EINE BLENDEND HELLE WELT DER SEELENABGRÜNDE
Von Franco Schedl
Wohlweislich wurde der Filmstart erst im Jänner angesetzt, zu einem Zeitpunkt, an dem die Weihnachtskeks-Saison endgültig vorüber ist. Andernfalls hätte uns die Episode mit dem verschrobenen Fußpfleger, der seiner angeschwärmten alten Dame Kekse mit einer ganz speziellen Zutat bäckt, womöglich den Appetit auf diese süßen Kleinigkeiten verdorben. Das ist nur eine von fünf kunstvoll miteinander verwobenen Geschichten, die Regisseurin Frauke Finsterwalder in ihrem Spielfilmdebüt mit einem ganz speziellen Stil voll hinterlistig leisem, schwarzen Humor erzählt. Zwischen Satire, Drama, Sommerkomödie und surreal-märchenhaften Einsprengseln ist in diesem seltsam verfremdeten Deutschland als Schauplatz alles möglich. Das Ergebnis macht Finsterworld zu einem der ungewöhnlichsten Kinowerke der letzten Jahre.
Im Gegensatz zum Titel scheint in diesem Film ständig die Sonne die Finsternis ist also anderswo zu suchen. Das ist auch gar nicht schwer, denn je mehr man über die Protagonisten erfährt und je näher man hinsieht, umso dunklere Seelenabgründe tun sich auf. Da sind ein paar Menschen auf der Suche nach Liebe oder zumindest Gemeinschaftsgefühlen, doch die meisten von ihnen werden scheitern. Die Geschichten (in denen offen oder versteckt die deutsche Geschichte des 20. Jahrhunderts ihre Spuren hinterlassen hat) steuern alle auf ein tragisches Ende zu und das Böse triumphiert in mehrfacher Hinsicht: eine Krähe stirbt, ein Junge ebenfalls, ein Unschuldiger landet im Gefängnis, das Schulmädchen verliert sein Herz an den Klassenfiesling. Andererseits gibt es doch noch Grund zur Hoffnung: ein ungleiches Paar findet zueinander, und ein Polizist im Bärenkostüm erhält auch noch seine Streicheleinheiten.

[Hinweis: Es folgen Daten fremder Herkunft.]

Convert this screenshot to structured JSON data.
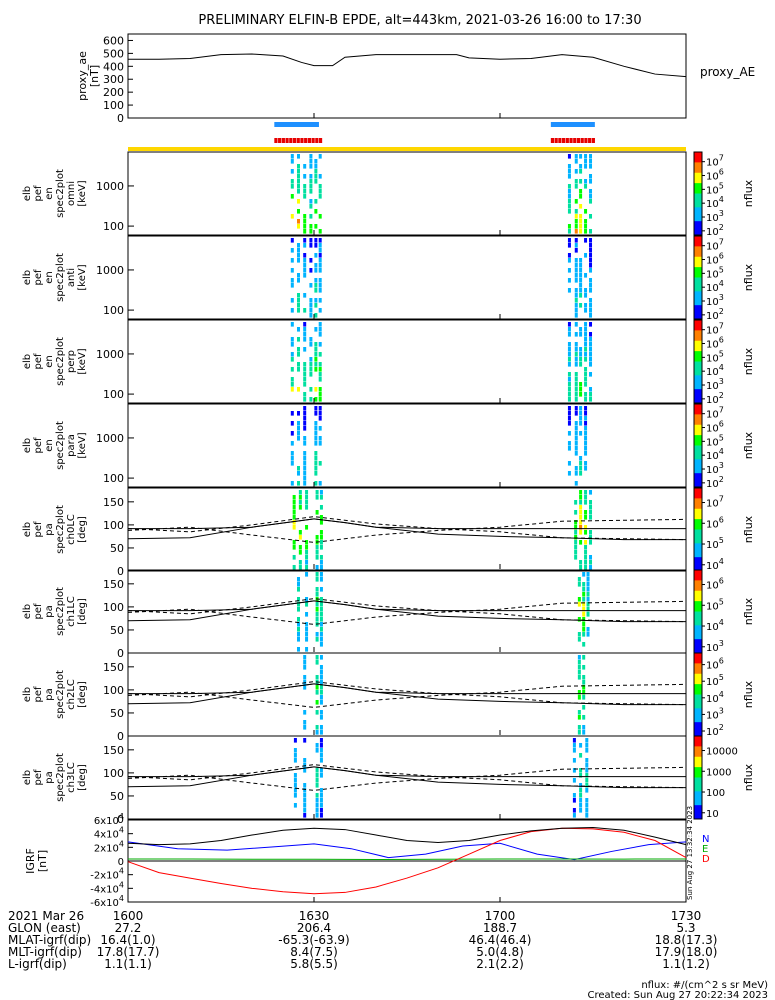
{
  "title": "PRELIMINARY ELFIN-B EPDE, alt=443km, 2021-03-26 16:00 to 17:30",
  "chart_data": [
    {
      "type": "line",
      "id": "proxy_ae",
      "ylabel": [
        "proxy_ae",
        "[nT]"
      ],
      "legend": "proxy_AE",
      "ylim": [
        0,
        650
      ],
      "yticks": [
        "0",
        "100",
        "200",
        "300",
        "400",
        "500",
        "600"
      ],
      "x": [
        0,
        5,
        10,
        15,
        20,
        25,
        28,
        30,
        33,
        35,
        40,
        45,
        50,
        53,
        55,
        60,
        65,
        70,
        75,
        80,
        85,
        90
      ],
      "values": [
        455,
        455,
        460,
        490,
        495,
        480,
        430,
        405,
        405,
        470,
        490,
        490,
        490,
        490,
        465,
        455,
        460,
        490,
        470,
        400,
        340,
        320
      ]
    },
    {
      "type": "segments",
      "id": "science_zones",
      "blue": [
        [
          23.6,
          30.8
        ],
        [
          68.2,
          75.3
        ]
      ],
      "red": [
        [
          23.6,
          31.2
        ],
        [
          68.2,
          75.3
        ]
      ],
      "yellow": [
        [
          0,
          90
        ]
      ]
    },
    {
      "type": "heatmap",
      "id": "en_omni",
      "ylabel": [
        "elb",
        "pef",
        "en",
        "spec2plot",
        "omni",
        "[keV]"
      ],
      "yscale": "log",
      "ylim": [
        60,
        7000
      ],
      "yticks": [
        "100",
        "1000"
      ],
      "colorbar": {
        "label": "nflux",
        "ticks": [
          "10^2",
          "10^3",
          "10^4",
          "10^5",
          "10^6",
          "10^7"
        ]
      },
      "events": [
        {
          "x": 26.5,
          "strength": 0.8
        },
        {
          "x": 27.5,
          "strength": 0.9
        },
        {
          "x": 28.5,
          "strength": 0.7
        },
        {
          "x": 29.5,
          "strength": 0.6
        },
        {
          "x": 30.3,
          "strength": 0.8
        },
        {
          "x": 31.0,
          "strength": 0.7
        },
        {
          "x": 71.2,
          "strength": 0.6
        },
        {
          "x": 72.3,
          "strength": 0.8
        },
        {
          "x": 73.0,
          "strength": 0.9
        },
        {
          "x": 73.8,
          "strength": 0.7
        },
        {
          "x": 74.6,
          "strength": 0.5
        }
      ]
    },
    {
      "type": "heatmap",
      "id": "en_anti",
      "ylabel": [
        "elb",
        "pef",
        "en",
        "spec2plot",
        "anti",
        "[keV]"
      ],
      "yscale": "log",
      "ylim": [
        60,
        7000
      ],
      "yticks": [
        "100",
        "1000"
      ],
      "colorbar": {
        "label": "nflux",
        "ticks": [
          "10^2",
          "10^3",
          "10^4",
          "10^5",
          "10^6",
          "10^7"
        ]
      },
      "events": [
        {
          "x": 26.5,
          "strength": 0.4
        },
        {
          "x": 27.5,
          "strength": 0.5
        },
        {
          "x": 28.5,
          "strength": 0.4
        },
        {
          "x": 29.5,
          "strength": 0.3
        },
        {
          "x": 30.3,
          "strength": 0.5
        },
        {
          "x": 31.0,
          "strength": 0.4
        },
        {
          "x": 71.2,
          "strength": 0.3
        },
        {
          "x": 72.3,
          "strength": 0.4
        },
        {
          "x": 73.0,
          "strength": 0.5
        },
        {
          "x": 73.8,
          "strength": 0.4
        },
        {
          "x": 74.6,
          "strength": 0.3
        }
      ]
    },
    {
      "type": "heatmap",
      "id": "en_perp",
      "ylabel": [
        "elb",
        "pef",
        "en",
        "spec2plot",
        "perp",
        "[keV]"
      ],
      "yscale": "log",
      "ylim": [
        60,
        7000
      ],
      "yticks": [
        "100",
        "1000"
      ],
      "colorbar": {
        "label": "nflux",
        "ticks": [
          "10^2",
          "10^3",
          "10^4",
          "10^5",
          "10^6",
          "10^7"
        ]
      },
      "events": [
        {
          "x": 26.5,
          "strength": 0.7
        },
        {
          "x": 27.5,
          "strength": 0.8
        },
        {
          "x": 28.5,
          "strength": 0.6
        },
        {
          "x": 29.5,
          "strength": 0.6
        },
        {
          "x": 30.3,
          "strength": 0.8
        },
        {
          "x": 31.0,
          "strength": 0.7
        },
        {
          "x": 71.2,
          "strength": 0.5
        },
        {
          "x": 72.3,
          "strength": 0.6
        },
        {
          "x": 73.0,
          "strength": 0.7
        },
        {
          "x": 73.8,
          "strength": 0.6
        },
        {
          "x": 74.6,
          "strength": 0.4
        }
      ]
    },
    {
      "type": "heatmap",
      "id": "en_para",
      "ylabel": [
        "elb",
        "pef",
        "en",
        "spec2plot",
        "para",
        "[keV]"
      ],
      "yscale": "log",
      "ylim": [
        60,
        7000
      ],
      "yticks": [
        "100",
        "1000"
      ],
      "colorbar": {
        "label": "nflux",
        "ticks": [
          "10^2",
          "10^3",
          "10^4",
          "10^5",
          "10^6",
          "10^7"
        ]
      },
      "events": [
        {
          "x": 26.5,
          "strength": 0.3
        },
        {
          "x": 27.5,
          "strength": 0.4
        },
        {
          "x": 28.5,
          "strength": 0.3
        },
        {
          "x": 30.3,
          "strength": 0.5
        },
        {
          "x": 31.0,
          "strength": 0.4
        },
        {
          "x": 71.2,
          "strength": 0.3
        },
        {
          "x": 72.3,
          "strength": 0.4
        },
        {
          "x": 73.0,
          "strength": 0.5
        },
        {
          "x": 73.8,
          "strength": 0.4
        }
      ]
    },
    {
      "type": "heatmap",
      "id": "pa_ch0",
      "ylabel": [
        "elb",
        "pef",
        "pa",
        "spec2plot",
        "ch0LC",
        "[deg]"
      ],
      "ylim": [
        0,
        180
      ],
      "yticks": [
        "0",
        "50",
        "100",
        "150"
      ],
      "colorbar": {
        "label": "nflux",
        "ticks": [
          "10^4",
          "10^5",
          "10^6",
          "10^7"
        ]
      },
      "events": [
        {
          "x": 26.8,
          "strength": 0.9
        },
        {
          "x": 27.8,
          "strength": 0.8
        },
        {
          "x": 28.8,
          "strength": 0.7
        },
        {
          "x": 30.5,
          "strength": 0.7
        },
        {
          "x": 31.2,
          "strength": 0.6
        },
        {
          "x": 72.2,
          "strength": 0.7
        },
        {
          "x": 73.0,
          "strength": 0.9
        },
        {
          "x": 73.8,
          "strength": 0.8
        },
        {
          "x": 74.6,
          "strength": 0.6
        }
      ]
    },
    {
      "type": "heatmap",
      "id": "pa_ch1",
      "ylabel": [
        "elb",
        "pef",
        "pa",
        "spec2plot",
        "ch1LC",
        "[deg]"
      ],
      "ylim": [
        0,
        180
      ],
      "yticks": [
        "0",
        "50",
        "100",
        "150"
      ],
      "colorbar": {
        "label": "nflux",
        "ticks": [
          "10^3",
          "10^4",
          "10^5",
          "10^6"
        ]
      },
      "events": [
        {
          "x": 27.5,
          "strength": 0.5
        },
        {
          "x": 28.8,
          "strength": 0.4
        },
        {
          "x": 30.5,
          "strength": 0.6
        },
        {
          "x": 31.2,
          "strength": 0.5
        },
        {
          "x": 72.8,
          "strength": 0.8
        },
        {
          "x": 73.5,
          "strength": 0.7
        },
        {
          "x": 74.2,
          "strength": 0.5
        }
      ]
    },
    {
      "type": "heatmap",
      "id": "pa_ch2",
      "ylabel": [
        "elb",
        "pef",
        "pa",
        "spec2plot",
        "ch2LC",
        "[deg]"
      ],
      "ylim": [
        0,
        180
      ],
      "yticks": [
        "0",
        "50",
        "100",
        "150"
      ],
      "colorbar": {
        "label": "nflux",
        "ticks": [
          "10^2",
          "10^3",
          "10^4",
          "10^5",
          "10^6"
        ]
      },
      "events": [
        {
          "x": 28.5,
          "strength": 0.4
        },
        {
          "x": 30.5,
          "strength": 0.6
        },
        {
          "x": 31.2,
          "strength": 0.4
        },
        {
          "x": 72.8,
          "strength": 0.7
        },
        {
          "x": 73.5,
          "strength": 0.6
        }
      ]
    },
    {
      "type": "heatmap",
      "id": "pa_ch3",
      "ylabel": [
        "elb",
        "pef",
        "pa",
        "spec2plot",
        "ch3LC",
        "[deg]"
      ],
      "ylim": [
        0,
        180
      ],
      "yticks": [
        "0",
        "50",
        "100",
        "150"
      ],
      "colorbar": {
        "label": "nflux",
        "ticks": [
          "10",
          "100",
          "1000",
          "10000"
        ]
      },
      "events": [
        {
          "x": 27.0,
          "strength": 0.3
        },
        {
          "x": 28.5,
          "strength": 0.3
        },
        {
          "x": 30.5,
          "strength": 0.5
        },
        {
          "x": 31.2,
          "strength": 0.3
        },
        {
          "x": 72.0,
          "strength": 0.3
        },
        {
          "x": 73.0,
          "strength": 0.5
        },
        {
          "x": 74.0,
          "strength": 0.4
        }
      ]
    },
    {
      "type": "line",
      "id": "igrf",
      "ylabel": [
        "IGRF",
        "[nT]"
      ],
      "ylim": [
        -60000,
        60000
      ],
      "yticks": [
        "-6x10^4",
        "-4x10^4",
        "-2x10^4",
        "0",
        "2x10^4",
        "4x10^4",
        "6x10^4"
      ],
      "legend": [
        "N",
        "E",
        "D"
      ],
      "side_text": "Sun Aug 27 13:32:34 2023",
      "series": [
        {
          "name": "N",
          "color": "#0000ff",
          "x": [
            0,
            8,
            16,
            24,
            30,
            36,
            42,
            48,
            54,
            60,
            66,
            72,
            78,
            84,
            90
          ],
          "values": [
            28000,
            18000,
            16000,
            21000,
            25000,
            18000,
            5000,
            10000,
            22000,
            26000,
            10000,
            2000,
            14000,
            24000,
            28000
          ]
        },
        {
          "name": "E",
          "color": "#00aa00",
          "x": [
            0,
            10,
            20,
            30,
            40,
            50,
            60,
            70,
            80,
            90
          ],
          "values": [
            3000,
            3000,
            2500,
            2500,
            2200,
            2500,
            3000,
            3000,
            2800,
            3000
          ]
        },
        {
          "name": "D",
          "color": "#ff0000",
          "x": [
            0,
            5,
            10,
            15,
            20,
            25,
            30,
            35,
            40,
            45,
            50,
            55,
            60,
            65,
            70,
            75,
            80,
            85,
            90
          ],
          "values": [
            -1000,
            -17000,
            -25000,
            -33000,
            -40000,
            -45000,
            -48000,
            -46000,
            -38000,
            -25000,
            -10000,
            10000,
            30000,
            43000,
            48000,
            47000,
            42000,
            30000,
            5000
          ]
        },
        {
          "name": "total",
          "color": "#000000",
          "x": [
            0,
            5,
            10,
            15,
            20,
            25,
            30,
            35,
            40,
            45,
            50,
            55,
            60,
            65,
            70,
            75,
            80,
            85,
            90
          ],
          "values": [
            26000,
            24000,
            25000,
            30000,
            38000,
            45000,
            48000,
            46000,
            38000,
            30000,
            27000,
            30000,
            38000,
            44000,
            48000,
            49000,
            45000,
            35000,
            24000
          ]
        }
      ]
    }
  ],
  "x_axis": {
    "ticks": [
      {
        "pos": 0,
        "label": "1600"
      },
      {
        "pos": 30,
        "label": "1630"
      },
      {
        "pos": 60,
        "label": "1700"
      },
      {
        "pos": 90,
        "label": "1730"
      }
    ]
  },
  "footer_rows": [
    {
      "label": "2021 Mar 26",
      "values": [
        "1600",
        "1630",
        "1700",
        "1730"
      ]
    },
    {
      "label": "GLON (east)",
      "values": [
        "27.2",
        "206.4",
        "188.7",
        "5.3"
      ]
    },
    {
      "label": "MLAT-igrf(dip)",
      "values": [
        "16.4(1.0)",
        "-65.3(-63.9)",
        "46.4(46.4)",
        "18.8(17.3)"
      ]
    },
    {
      "label": "MLT-igrf(dip)",
      "values": [
        "17.8(17.7)",
        "8.4(7.5)",
        "5.0(4.8)",
        "17.9(18.0)"
      ]
    },
    {
      "label": "L-igrf(dip)",
      "values": [
        "1.1(1.1)",
        "5.8(5.5)",
        "2.1(2.2)",
        "1.1(1.2)"
      ]
    }
  ],
  "footnote": "nflux: #/(cm^2 s sr MeV)",
  "created": "Created: Sun Aug 27 20:22:34 2023"
}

Zugleich ist Finsterworld ein echter Ensemblefilm: neben Michael Maertens sind Corinna Harfouch, Johannes Krisch, Carla Juri (dem kompromisslos eigen-artigen Mädchen aus Feuchtgebiete) und die untrennbar mit Fassbinders Filmschaffen verbundene Margit Carstens zu sehen. Darüber hinaus kann uns das Werk mit seinen geschliffenen Dialogen gleichermaßen verblüffen und begeistern. Wie hier Sprache eingesetzt wird, zeugt von hoher Könnerschaft und der Liebe zu Zwischentönen: Immerhin ist das Drehbuch ein Gemeinschaftsprodukt der Regisseurin und ihres Lebenspartners Christian Kracht, der zufällig auch zu den wichtigsten deutschsprachigen Gegenwartsautoren zählt.
Die beiden beweisen dabei viel Sinn für Selbstironie, weil sie sich in vielen der Figuren zweifellos gehörig auf die Schippe nehmen: die egomanische Dokumentarfilmerin etwa gehört einer Profession an, die auch Frau Finsterwalder ausübte; und das blasiert an allem und jedem (und insbesondere Deutschland) herummäkelnde Paar könnte eine Spiegelung des seit 2011 in Ostafrika lebenden Ehepaars Finsterwalder/Kracht sein, das aus der Ferne einen Blick auf Mitteleuropa wirft.
Christian Kracht definiert gutes Kino als einen Zustand, in dem man als Zuschauer keine Luft holen kann, weil die Erwartungshaltung ständig unterlaufen wird. In Finsterworld bleibt einem tatsächlich sehr oft die Luft weg und das berechtigt zu 9 von 10 in atemloser Begeisterung vergebenen Pluspunkten.